Les mostré con entusiasmo la dentadura postiza con colmillos afilados y el traje negro con una capa roja de terciopelo.

—Con eso te parecerás más al conde Draco —comentó Ada.

—Antes te gustaba mucho el conde Draco —contesté, y recordé con nostalgia los buenos tiempos en que ella era pequeña y, después del baño y oliendo a champú para bebé, se sentaba en pijama en mi regazo y veíamos juntas Barrio Sésamo. Se hacen mayores demasiado deprisa. A medida que cumples años, cada vez te da más la sensación de que alguien le ha puesto la directa a la vida.

—El conde Draco sólo sabe contar hasta diez, como mucho —replicó Ada—. Además, tiene TDAH.

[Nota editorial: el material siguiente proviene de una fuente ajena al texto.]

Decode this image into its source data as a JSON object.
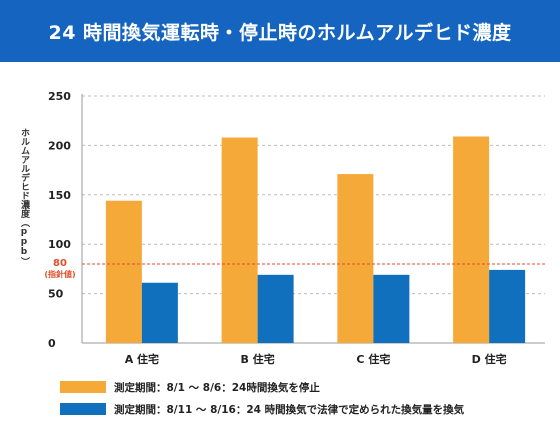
{
  "header": {
    "title": "24 時間換気運転時・停止時のホルムアルデヒド濃度"
  },
  "chart_data": {
    "type": "bar",
    "title": "24 時間換気運転時・停止時のホルムアルデヒド濃度",
    "xlabel": "",
    "ylabel": "ホルムアルデヒド濃度（ppb）",
    "ylim": [
      0,
      250
    ],
    "yticks": [
      0,
      50,
      100,
      150,
      200,
      250
    ],
    "grid": true,
    "legend_position": "bottom",
    "categories": [
      "A 住宅",
      "B 住宅",
      "C 住宅",
      "D 住宅"
    ],
    "series": [
      {
        "name": "測定期間：8/1 ～ 8/6：24時間換気を停止",
        "color": "#F5A938",
        "values": [
          144,
          208,
          171,
          209
        ]
      },
      {
        "name": "測定期間：8/11 ～ 8/16：24 時間換気で法律で定められた換気量を換気",
        "color": "#1070BE",
        "values": [
          61,
          69,
          69,
          74
        ]
      }
    ],
    "reference_line": {
      "value": 80,
      "label": "80",
      "sublabel": "(指針値)",
      "color": "#E0502A"
    }
  }
}
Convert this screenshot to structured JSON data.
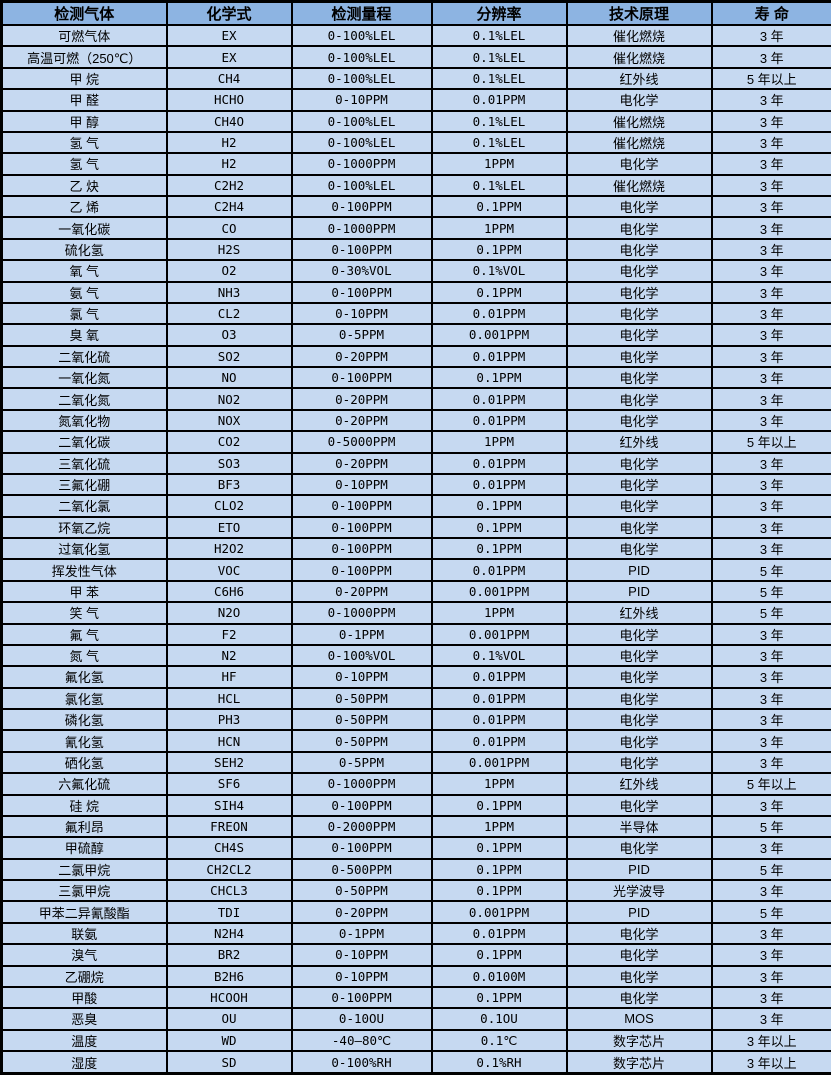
{
  "colors": {
    "header_bg": "#8db4e2",
    "row_bg": "#c6d9f1",
    "border": "#000000",
    "text": "#000000"
  },
  "table": {
    "columns": [
      "检测气体",
      "化学式",
      "检测量程",
      "分辨率",
      "技术原理",
      "寿 命"
    ],
    "rows": [
      [
        "可燃气体",
        "EX",
        "0-100%LEL",
        "0.1%LEL",
        "催化燃烧",
        "3 年"
      ],
      [
        "高温可燃（250℃）",
        "EX",
        "0-100%LEL",
        "0.1%LEL",
        "催化燃烧",
        "3 年"
      ],
      [
        "甲 烷",
        "CH4",
        "0-100%LEL",
        "0.1%LEL",
        "红外线",
        "5 年以上"
      ],
      [
        "甲 醛",
        "HCHO",
        "0-10PPM",
        "0.01PPM",
        "电化学",
        "3 年"
      ],
      [
        "甲 醇",
        "CH4O",
        "0-100%LEL",
        "0.1%LEL",
        "催化燃烧",
        "3 年"
      ],
      [
        "氢 气",
        "H2",
        "0-100%LEL",
        "0.1%LEL",
        "催化燃烧",
        "3 年"
      ],
      [
        "氢 气",
        "H2",
        "0-1000PPM",
        "1PPM",
        "电化学",
        "3 年"
      ],
      [
        "乙 炔",
        "C2H2",
        "0-100%LEL",
        "0.1%LEL",
        "催化燃烧",
        "3 年"
      ],
      [
        "乙 烯",
        "C2H4",
        "0-100PPM",
        "0.1PPM",
        "电化学",
        "3 年"
      ],
      [
        "一氧化碳",
        "CO",
        "0-1000PPM",
        "1PPM",
        "电化学",
        "3 年"
      ],
      [
        "硫化氢",
        "H2S",
        "0-100PPM",
        "0.1PPM",
        "电化学",
        "3 年"
      ],
      [
        "氧 气",
        "O2",
        "0-30%VOL",
        "0.1%VOL",
        "电化学",
        "3 年"
      ],
      [
        "氨 气",
        "NH3",
        "0-100PPM",
        "0.1PPM",
        "电化学",
        "3 年"
      ],
      [
        "氯 气",
        "CL2",
        "0-10PPM",
        "0.01PPM",
        "电化学",
        "3 年"
      ],
      [
        "臭 氧",
        "O3",
        "0-5PPM",
        "0.001PPM",
        "电化学",
        "3 年"
      ],
      [
        "二氧化硫",
        "SO2",
        "0-20PPM",
        "0.01PPM",
        "电化学",
        "3 年"
      ],
      [
        "一氧化氮",
        "NO",
        "0-100PPM",
        "0.1PPM",
        "电化学",
        "3 年"
      ],
      [
        "二氧化氮",
        "NO2",
        "0-20PPM",
        "0.01PPM",
        "电化学",
        "3 年"
      ],
      [
        "氮氧化物",
        "NOX",
        "0-20PPM",
        "0.01PPM",
        "电化学",
        "3 年"
      ],
      [
        "二氧化碳",
        "CO2",
        "0-5000PPM",
        "1PPM",
        "红外线",
        "5 年以上"
      ],
      [
        "三氧化硫",
        "SO3",
        "0-20PPM",
        "0.01PPM",
        "电化学",
        "3 年"
      ],
      [
        "三氟化硼",
        "BF3",
        "0-10PPM",
        "0.01PPM",
        "电化学",
        "3 年"
      ],
      [
        "二氧化氯",
        "CLO2",
        "0-100PPM",
        "0.1PPM",
        "电化学",
        "3 年"
      ],
      [
        "环氧乙烷",
        "ETO",
        "0-100PPM",
        "0.1PPM",
        "电化学",
        "3 年"
      ],
      [
        "过氧化氢",
        "H2O2",
        "0-100PPM",
        "0.1PPM",
        "电化学",
        "3 年"
      ],
      [
        "挥发性气体",
        "VOC",
        "0-100PPM",
        "0.01PPM",
        "PID",
        "5 年"
      ],
      [
        "甲 苯",
        "C6H6",
        "0-20PPM",
        "0.001PPM",
        "PID",
        "5 年"
      ],
      [
        "笑 气",
        "N2O",
        "0-1000PPM",
        "1PPM",
        "红外线",
        "5 年"
      ],
      [
        "氟 气",
        "F2",
        "0-1PPM",
        "0.001PPM",
        "电化学",
        "3 年"
      ],
      [
        "氮 气",
        "N2",
        "0-100%VOL",
        "0.1%VOL",
        "电化学",
        "3 年"
      ],
      [
        "氟化氢",
        "HF",
        "0-10PPM",
        "0.01PPM",
        "电化学",
        "3 年"
      ],
      [
        "氯化氢",
        "HCL",
        "0-50PPM",
        "0.01PPM",
        "电化学",
        "3 年"
      ],
      [
        "磷化氢",
        "PH3",
        "0-50PPM",
        "0.01PPM",
        "电化学",
        "3 年"
      ],
      [
        "氰化氢",
        "HCN",
        "0-50PPM",
        "0.01PPM",
        "电化学",
        "3 年"
      ],
      [
        "硒化氢",
        "SEH2",
        "0-5PPM",
        "0.001PPM",
        "电化学",
        "3 年"
      ],
      [
        "六氟化硫",
        "SF6",
        "0-1000PPM",
        "1PPM",
        "红外线",
        "5 年以上"
      ],
      [
        "硅 烷",
        "SIH4",
        "0-100PPM",
        "0.1PPM",
        "电化学",
        "3 年"
      ],
      [
        "氟利昂",
        "FREON",
        "0-2000PPM",
        "1PPM",
        "半导体",
        "5 年"
      ],
      [
        "甲硫醇",
        "CH4S",
        "0-100PPM",
        "0.1PPM",
        "电化学",
        "3 年"
      ],
      [
        "二氯甲烷",
        "CH2CL2",
        "0-500PPM",
        "0.1PPM",
        "PID",
        "5 年"
      ],
      [
        "三氯甲烷",
        "CHCL3",
        "0-50PPM",
        "0.1PPM",
        "光学波导",
        "3 年"
      ],
      [
        "甲苯二异氰酸酯",
        "TDI",
        "0-20PPM",
        "0.001PPM",
        "PID",
        "5 年"
      ],
      [
        "联氨",
        "N2H4",
        "0-1PPM",
        "0.01PPM",
        "电化学",
        "3 年"
      ],
      [
        "溴气",
        "BR2",
        "0-10PPM",
        "0.1PPM",
        "电化学",
        "3 年"
      ],
      [
        "乙硼烷",
        "B2H6",
        "0-10PPM",
        "0.0100M",
        "电化学",
        "3 年"
      ],
      [
        "甲酸",
        "HCOOH",
        "0-100PPM",
        "0.1PPM",
        "电化学",
        "3 年"
      ],
      [
        "恶臭",
        "OU",
        "0-10OU",
        "0.1OU",
        "MOS",
        "3 年"
      ],
      [
        "温度",
        "WD",
        "-40—80℃",
        "0.1℃",
        "数字芯片",
        "3 年以上"
      ],
      [
        "湿度",
        "SD",
        "0-100%RH",
        "0.1%RH",
        "数字芯片",
        "3 年以上"
      ]
    ]
  }
}
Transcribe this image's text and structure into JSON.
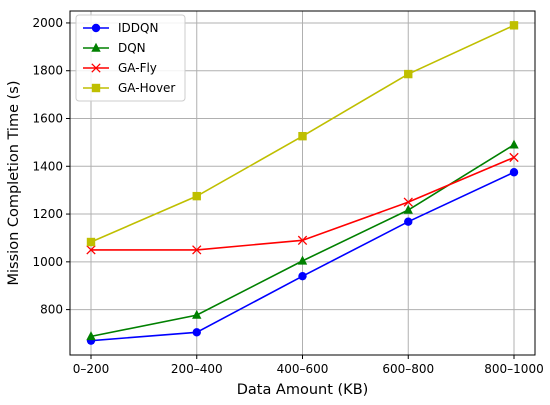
{
  "chart_data": {
    "type": "line",
    "title": "",
    "xlabel": "Data Amount (KB)",
    "ylabel": "Mission Completion Time (s)",
    "categories": [
      "0–200",
      "200–400",
      "400–600",
      "600–800",
      "800–1000"
    ],
    "ylim": [
      610,
      2050
    ],
    "yticks": [
      800,
      1000,
      1200,
      1400,
      1600,
      1800,
      2000
    ],
    "grid": true,
    "legend_position": "top-left",
    "series": [
      {
        "name": "IDDQN",
        "color": "#0000ff",
        "marker": "circle",
        "values": [
          670,
          705,
          940,
          1168,
          1375
        ]
      },
      {
        "name": "DQN",
        "color": "#008000",
        "marker": "triangle",
        "values": [
          688,
          777,
          1004,
          1217,
          1490
        ]
      },
      {
        "name": "GA-Fly",
        "color": "#ff0000",
        "marker": "x",
        "values": [
          1050,
          1050,
          1090,
          1250,
          1437
        ]
      },
      {
        "name": "GA-Hover",
        "color": "#bfbf00",
        "marker": "square",
        "values": [
          1083,
          1275,
          1526,
          1786,
          1990
        ]
      }
    ]
  }
}
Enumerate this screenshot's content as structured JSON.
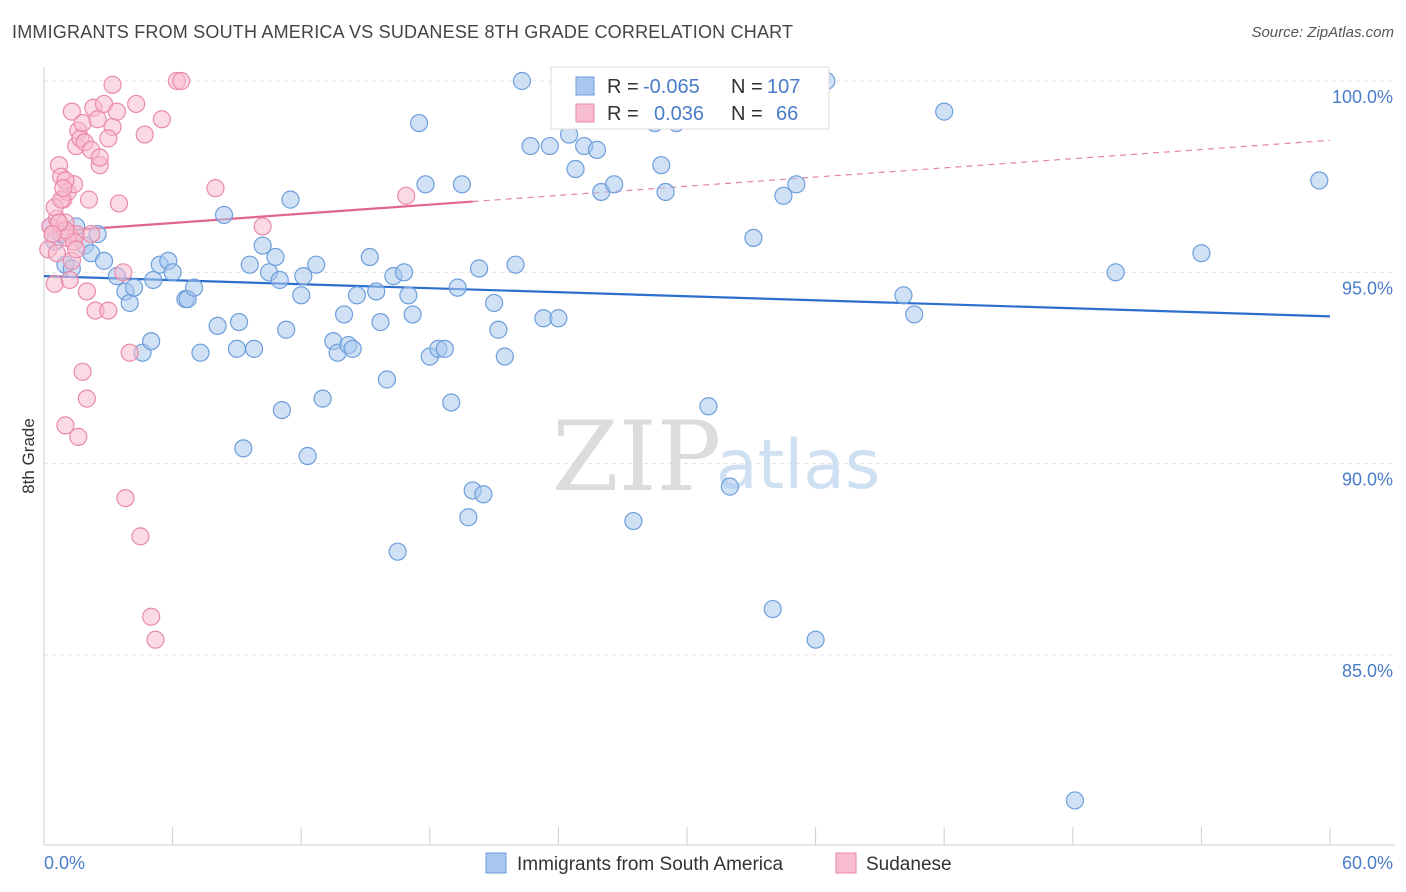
{
  "header": {
    "title": "IMMIGRANTS FROM SOUTH AMERICA VS SUDANESE 8TH GRADE CORRELATION CHART",
    "source": "Source: ZipAtlas.com"
  },
  "watermark": {
    "zip": "ZIP",
    "atlas": "atlas"
  },
  "legend_top": {
    "rows": [
      {
        "r_label": "R =",
        "r_value": "-0.065",
        "n_label": "N =",
        "n_value": "107"
      },
      {
        "r_label": "R =",
        "r_value": "0.036",
        "n_label": "N =",
        "n_value": "66"
      }
    ]
  },
  "chart_data": {
    "type": "scatter",
    "title": "IMMIGRANTS FROM SOUTH AMERICA VS SUDANESE 8TH GRADE CORRELATION CHART",
    "xlabel": "",
    "ylabel": "8th Grade",
    "xlim": [
      0,
      60
    ],
    "ylim": [
      80.5,
      101.3
    ],
    "x_tick_labels": [
      "0.0%",
      "60.0%"
    ],
    "y_ticks": [
      85,
      90,
      95,
      100
    ],
    "y_tick_labels": [
      "85.0%",
      "90.0%",
      "95.0%",
      "100.0%"
    ],
    "grid": true,
    "legend_position": "top-center",
    "colors": {
      "blue_fill": "#a9c8ef",
      "blue_stroke": "#6d9edb",
      "blue_line": "#2c6fcf",
      "pink_fill": "#f7bccd",
      "pink_stroke": "#ea8aa8",
      "pink_line": "#e0668d"
    },
    "series": [
      {
        "name": "Immigrants from South America",
        "R": -0.065,
        "N": 107,
        "trend": {
          "x": [
            0,
            60
          ],
          "y": [
            94.9,
            93.85
          ]
        },
        "x": [
          0.3,
          0.5,
          0.8,
          1.0,
          1.3,
          1.5,
          1.9,
          2.2,
          2.5,
          2.8,
          3.4,
          3.8,
          4.0,
          4.2,
          4.6,
          5.0,
          5.1,
          5.4,
          5.8,
          6.0,
          6.6,
          6.7,
          7.0,
          7.3,
          8.1,
          8.4,
          9.0,
          9.1,
          9.3,
          9.6,
          9.8,
          10.2,
          10.5,
          10.8,
          11.0,
          11.1,
          11.3,
          11.5,
          12.0,
          12.1,
          12.3,
          12.7,
          13.0,
          13.5,
          13.7,
          14.0,
          14.2,
          14.4,
          14.6,
          15.2,
          15.5,
          15.7,
          16.0,
          16.3,
          16.5,
          16.8,
          17.0,
          17.2,
          17.5,
          17.8,
          18.0,
          18.4,
          18.7,
          19.0,
          19.3,
          19.5,
          19.8,
          20.0,
          20.3,
          20.5,
          21.0,
          21.2,
          21.5,
          22.0,
          22.3,
          22.7,
          23.3,
          23.6,
          24.0,
          24.5,
          24.8,
          25.2,
          25.8,
          26.0,
          26.6,
          26.8,
          27.1,
          27.5,
          28.0,
          28.5,
          28.8,
          29.0,
          29.5,
          30.0,
          30.5,
          31.0,
          32.0,
          33.1,
          34.0,
          34.5,
          35.1,
          36.0,
          36.5,
          40.1,
          40.6,
          42.0,
          48.1,
          50.0,
          54.0,
          59.5
        ],
        "y": [
          96.2,
          95.8,
          96.0,
          95.2,
          95.1,
          96.2,
          95.7,
          95.5,
          96.0,
          95.3,
          94.9,
          94.5,
          94.2,
          94.6,
          92.9,
          93.2,
          94.8,
          95.2,
          95.3,
          95.0,
          94.3,
          94.3,
          94.6,
          92.9,
          93.6,
          96.5,
          93.0,
          93.7,
          90.4,
          95.2,
          93.0,
          95.7,
          95.0,
          95.4,
          94.8,
          91.4,
          93.5,
          96.9,
          94.4,
          94.9,
          90.2,
          95.2,
          91.7,
          93.2,
          92.9,
          93.9,
          93.1,
          93.0,
          94.4,
          95.4,
          94.5,
          93.7,
          92.2,
          94.9,
          87.7,
          95.0,
          94.4,
          93.9,
          98.9,
          97.3,
          92.8,
          93.0,
          93.0,
          91.6,
          94.6,
          97.3,
          88.6,
          89.3,
          95.1,
          89.2,
          94.2,
          93.5,
          92.8,
          95.2,
          100.0,
          98.3,
          93.8,
          98.3,
          93.8,
          98.6,
          97.7,
          98.3,
          98.2,
          97.1,
          97.3,
          99.0,
          100.0,
          88.5,
          99.7,
          98.9,
          97.8,
          97.1,
          98.9,
          99.8,
          99.6,
          91.5,
          89.4,
          95.9,
          86.2,
          97.0,
          97.3,
          85.4,
          100.0,
          94.4,
          93.9,
          99.2,
          81.2,
          95.0,
          95.5,
          97.4
        ],
        "_sizes": []
      },
      {
        "name": "Sudanese",
        "R": 0.036,
        "N": 66,
        "trend": {
          "x": [
            0,
            20
          ],
          "y": [
            96.05,
            96.85
          ],
          "dashed_to": {
            "x": 60,
            "y": 98.45
          }
        },
        "x": [
          0.2,
          0.3,
          0.4,
          0.5,
          0.6,
          0.7,
          0.8,
          0.9,
          1.0,
          1.0,
          1.1,
          1.2,
          1.3,
          1.4,
          1.5,
          1.5,
          1.6,
          1.7,
          1.8,
          1.9,
          2.0,
          2.1,
          2.2,
          2.3,
          2.4,
          2.5,
          2.6,
          2.8,
          3.0,
          3.2,
          3.4,
          3.5,
          3.7,
          3.8,
          4.0,
          4.3,
          4.5,
          4.7,
          5.0,
          5.2,
          5.5,
          6.2,
          6.4,
          8.0,
          10.2,
          16.9,
          0.5,
          1.0,
          1.3,
          0.8,
          0.6,
          1.1,
          1.8,
          2.0,
          1.6,
          0.9,
          1.4,
          2.2,
          3.0,
          1.0,
          0.7,
          0.4,
          1.2,
          1.5,
          2.6,
          3.2
        ],
        "y": [
          95.6,
          96.2,
          96.0,
          94.7,
          96.4,
          97.8,
          97.5,
          96.9,
          96.3,
          91.0,
          97.1,
          96.0,
          99.2,
          97.3,
          98.3,
          96.0,
          98.7,
          98.5,
          98.9,
          98.4,
          94.5,
          96.9,
          98.2,
          99.3,
          94.0,
          99.0,
          97.8,
          99.4,
          94.0,
          98.8,
          99.2,
          96.8,
          95.0,
          89.1,
          92.9,
          99.4,
          88.1,
          98.6,
          86.0,
          85.4,
          99.0,
          100.0,
          100.0,
          97.2,
          96.2,
          97.0,
          96.7,
          97.4,
          95.3,
          96.9,
          95.5,
          95.9,
          92.4,
          91.7,
          90.7,
          97.2,
          95.8,
          96.0,
          98.5,
          96.1,
          96.3,
          96.0,
          94.8,
          95.6,
          98.0,
          99.9
        ]
      }
    ],
    "bottom_legend": [
      "Immigrants from South America",
      "Sudanese"
    ]
  }
}
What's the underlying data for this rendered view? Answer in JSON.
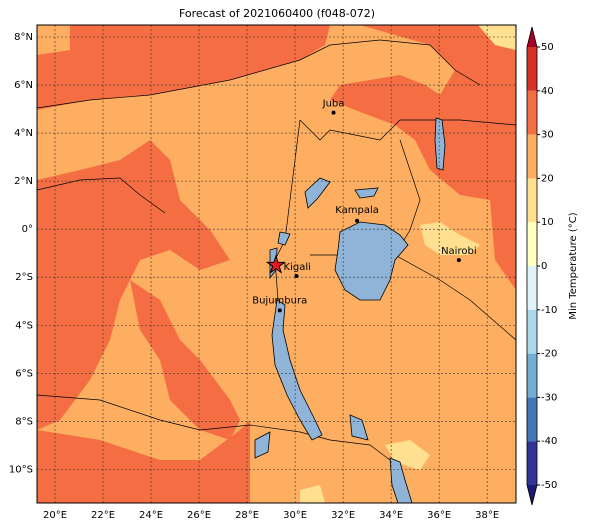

—Aun así, es más formidable que tú en aritmética —dijo Max en voz baja. No era muy hablador, pero cuando hablaba le encantaba incordiar a su hermana.

—Tú cierra el pico o te venderé en el circo para que hagas de foca.

—¡Algún día te llegará la hora de la revancha por todas tus vilezas! —amenazó Max temblando de rabia. Siempre le afectaba mucho que su hermana le mencionara el sobrepeso.

—¡Mi corazón tiembla de miedo, foqui! —dijo Ada sonriendo burlona.

Ada también se lo pasaba en grande tocándole la fibra con ese tipo de frases. Estaba convencida de que Max era nuestro preferido y ella una cenicienta incomprendida, a la que sólo liberaría de su terrible destino un príncipe. O la mayoría de edad.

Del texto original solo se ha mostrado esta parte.